Methods: All patients with thyrotoxicosis treated with RAI between 2002 2004 (n=71) were identified and casenotes reviewed. Patients were either given nominal doses of either 259 or 407 MBq. Data collected included: the cause of thyrotoxicosis, goitre size, starting free T4 levels, dose of antithyroid medication prior to radioiodine, dose of radioiodine given and thyroid function 6 months and 1 year following RAI.
Results: Fifty three (75%) subjects were female and the median age of diagnosis was 59 years. A moderate or large goitre was found in 18 (25%) patients. The mean starting FT4 level was slightly higher in patients with Graves disease compared with Toxic nodular disease (46 vs 40 mmol/L, P=0.01).

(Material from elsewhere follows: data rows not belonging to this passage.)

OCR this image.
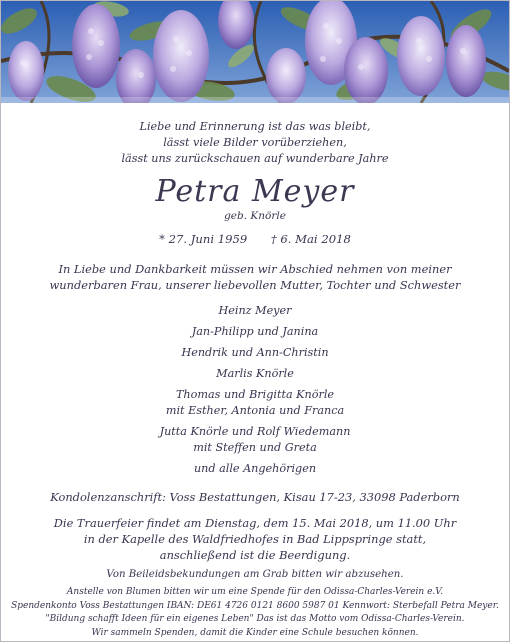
Liebe und Erinnerung ist das was bleibt,
lässt viele Bilder vorüberziehen,
lässt uns zurückschauen auf wunderbare Jahre
Petra Meyer
geb. Knörle
* 27. Juni 1959 † 6. Mai 2018
In Liebe und Dankbarkeit müssen wir Abschied nehmen von meiner
wunderbaren Frau, unserer liebevollen Mutter, Tochter und Schwester
Heinz Meyer
Jan-Philipp und Janina
Hendrik und Ann-Christin
Marlis Knörle
Thomas und Brigitta Knörle
mit Esther, Antonia und Franca
Jutta Knörle und Rolf Wiedemann
mit Steffen und Greta
und alle Angehörigen
Kondolenzanschrift: Voss Bestattungen, Kisau 17-23, 33098 Paderborn
Die Trauerfeier findet am Dienstag, dem 15. Mai 2018, um 11.00 Uhr
in der Kapelle des Waldfriedhofes in Bad Lippspringe statt,
anschließend ist die Beerdigung.
Von Beileidsbekundungen am Grab bitten wir abzusehen.
Anstelle von Blumen bitten wir um eine Spende für den Odissa-Charles-Verein e.V.
Spendenkonto Voss Bestattungen IBAN: DE61 4726 0121 8600 5987 01 Kennwort: Sterbefall Petra Meyer.
"Bildung schafft Ideen für ein eigenes Leben" Das ist das Motto vom Odissa-Charles-Verein.
Wir sammeln Spenden, damit die Kinder eine Schule besuchen können.
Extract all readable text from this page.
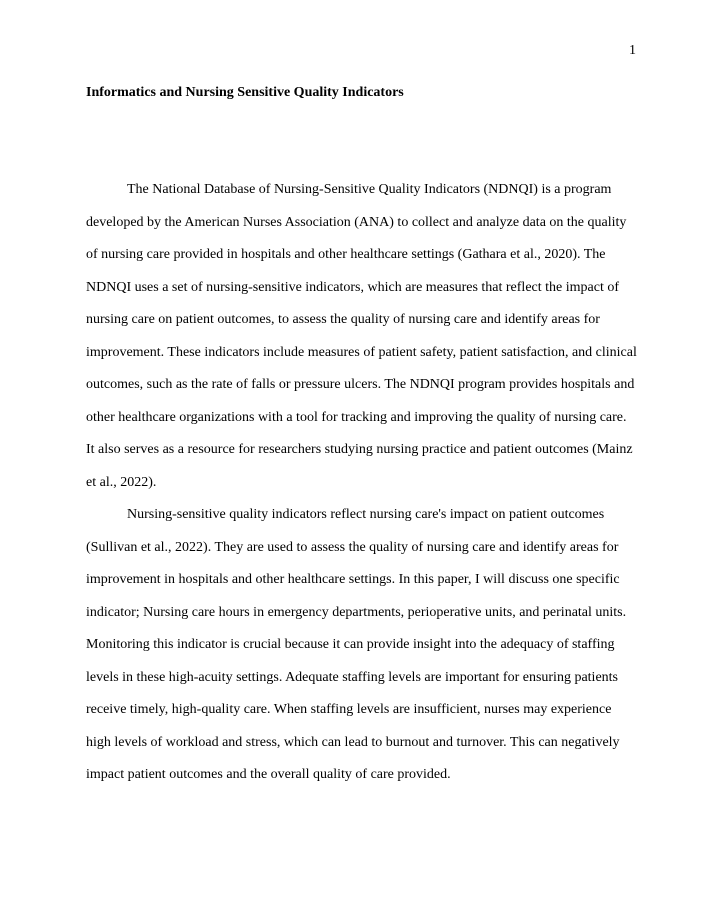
1
Informatics and Nursing Sensitive Quality Indicators

The National Database of Nursing-Sensitive Quality Indicators (NDNQI) is a program developed by the American Nurses Association (ANA) to collect and analyze data on the quality of nursing care provided in hospitals and other healthcare settings (Gathara et al., 2020). The NDNQI uses a set of nursing-sensitive indicators, which are measures that reflect the impact of nursing care on patient outcomes, to assess the quality of nursing care and identify areas for improvement. These indicators include measures of patient safety, patient satisfaction, and clinical outcomes, such as the rate of falls or pressure ulcers. The NDNQI program provides hospitals and other healthcare organizations with a tool for tracking and improving the quality of nursing care. It also serves as a resource for researchers studying nursing practice and patient outcomes (Mainz et al., 2022).

Nursing-sensitive quality indicators reflect nursing care's impact on patient outcomes (Sullivan et al., 2022). They are used to assess the quality of nursing care and identify areas for improvement in hospitals and other healthcare settings. In this paper, I will discuss one specific indicator; Nursing care hours in emergency departments, perioperative units, and perinatal units. Monitoring this indicator is crucial because it can provide insight into the adequacy of staffing levels in these high-acuity settings. Adequate staffing levels are important for ensuring patients receive timely, high-quality care. When staffing levels are insufficient, nurses may experience high levels of workload and stress, which can lead to burnout and turnover. This can negatively impact patient outcomes and the overall quality of care provided.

Patients with Graves disease were given a lower dose of RAI compared with those with Toxic nodular disease (333 vs 382 MBq, P<0.01). 62% of patients with Graves disease were either euthyroid or hypothyroid 6 months following treatment compared with 79% of patients with a toxic nodule or multinodular goitre (P=0.009). Only the dose of RAI and the presence of a goitre were related to treatment failure. 50% of patients receiving 259 MBq were still thyrotoxic at 6 months compared with 18% of patients who had received 407 MBq (P<0.005). 28% of patients with Graves disease and 21% of those with toxic nodular disease became hypothyroid 1 year following RAI (P=NS).
Conclusions: This audit identifies a relatively high failure rate in patients given a dose of 259 MBq although our rates of early hypothyroidism are low compared with the published literature. The results of this audit will be used to inform patients about the pros and cons of both treatment doses.